Using Effective Operators to Understand CoGeNT and CDMS-Silicon

TL;DR

This paper uses effective operator formalism to analyze dark matter signals from CoGeNT and CDMS-Silicon, identifying a unique set of flavor-blind operators consistent across multiple energy regimes, suggesting heavy quark couplings.

Contribution

It demonstrates that only one set of flavor-blind effective operators can explain the experimental results across all relevant energy scales.

Findings

Only one flavor-blind operator set is consistent with all data.

Dark matter likely has large couplings with heavy quarks.

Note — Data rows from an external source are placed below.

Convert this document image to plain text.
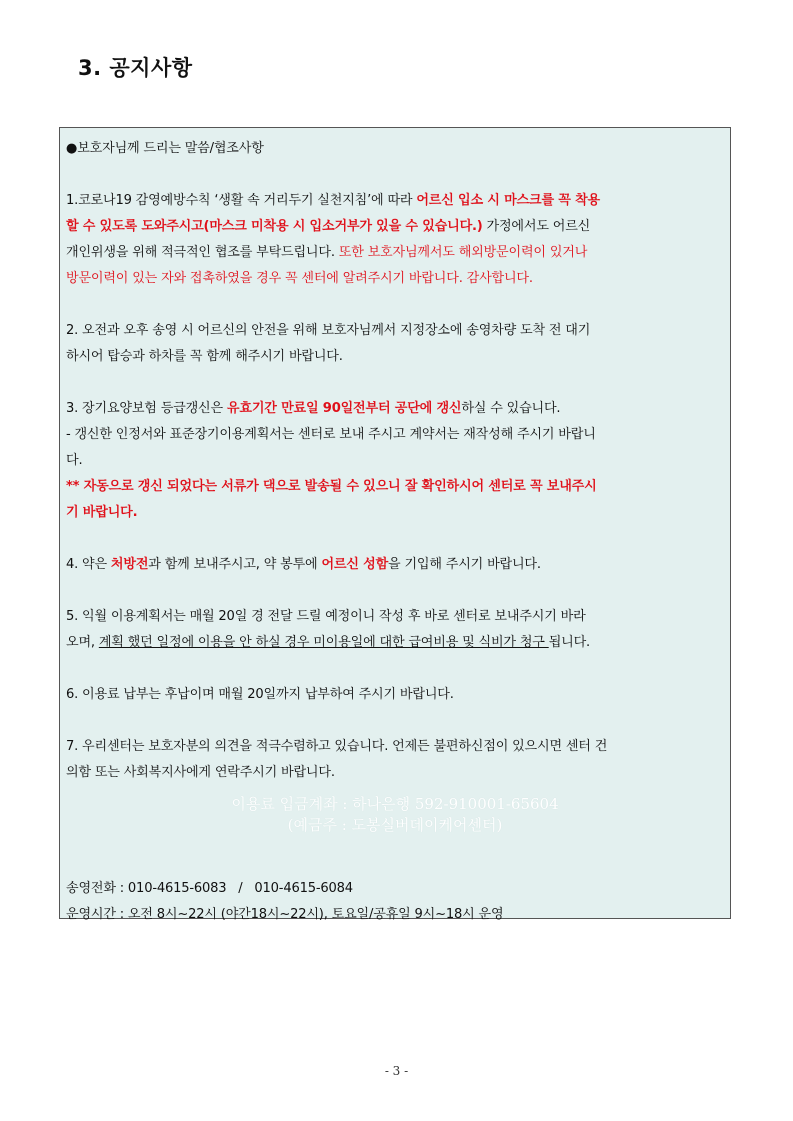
3. 공지사항

●보호자님께 드리는 말씀/협조사항

1.코로나19 감영예방수칙 ‘생활 속 거리두기 실천지침’에 따라 어르신 입소 시 마스크를 꼭 착용
할 수 있도록 도와주시고(마스크 미착용 시 입소거부가 있을 수 있습니다.) 가정에서도 어르신
개인위생을 위해 적극적인 협조를 부탁드립니다. 또한 보호자님께서도 해외방문이력이 있거나
방문이력이 있는 자와 접촉하였을 경우 꼭 센터에 알려주시기 바랍니다. 감사합니다.

2. 오전과 오후 송영 시 어르신의 안전을 위해 보호자님께서 지정장소에 송영차량 도착 전 대기
하시어 탑승과 하차를 꼭 함께 해주시기 바랍니다.

3. 장기요양보험 등급갱신은 유효기간 만료일 90일전부터 공단에 갱신하실 수 있습니다.
- 갱신한 인정서와 표준장기이용계획서는 센터로 보내 주시고 계약서는 재작성해 주시기 바랍니
다.
** 자동으로 갱신 되었다는 서류가 댁으로 발송될 수 있으니 잘 확인하시어 센터로 꼭 보내주시
기 바랍니다.

4. 약은 처방전과 함께 보내주시고, 약 봉투에 어르신 성함을 기입해 주시기 바랍니다.

5. 익월 이용계획서는 매월 20일 경 전달 드릴 예정이니 작성 후 바로 센터로 보내주시기 바라
오며, 계획 했던 일정에 이용을 안 하실 경우 미이용일에 대한 급여비용 및 식비가 청구 됩니다.

6. 이용료 납부는 후납이며 매월 20일까지 납부하여 주시기 바랍니다.

7. 우리센터는 보호자분의 의견을 적극수렴하고 있습니다. 언제든 불편하신점이 있으시면 센터 건
의함 또는 사회복지사에게 연락주시기 바랍니다.

이용료 입금계좌 : 하나은행 592-910001-65604
(예금주 : 도봉실버데이케어센터)

송영전화 : 010-4615-6083   /   010-4615-6084

운영시간 : 오전 8시~22시 (야간18시~22시), 토요일/공휴일 9시~18시 운영

- 3 -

Alternative models imply non-trivial flavor structure or new states.

Abstract

Several direct detection experiments have reported positive signals consistent with a dark matter particle with a mass of approximately 7-9 GeV and a spin independent scattering cross section of 2.5-4.8 x 10^-41 cm^2. These results do not rise to the level of discovery, but assuming that they are due to dark matter, some questions about the underlying physics can already be addressed. In this paper, I apply the effective operator formalism for dark matter-Standard Model interactions to the results of the CoGeNT and CDMS silicon target experiments. I demonstrate that only one set of flavor-blind effective operators between dark matter can quarks can be consistent with the reported results in all energy regimes of interest, namely thermal freeze-out, nuclear scattering, indirect detection, and TeV-scale colliders. This set of operators implies large couplings of dark matter with heavy quarks. The alternative implies either that the new physics has non-trivial flavor structure, that the effective formalism is not applicable and so contains new states in the spectrum accessible at the LHC, or has large annihilation channels (possibly via effective operators) into non-colored Standard Model particles.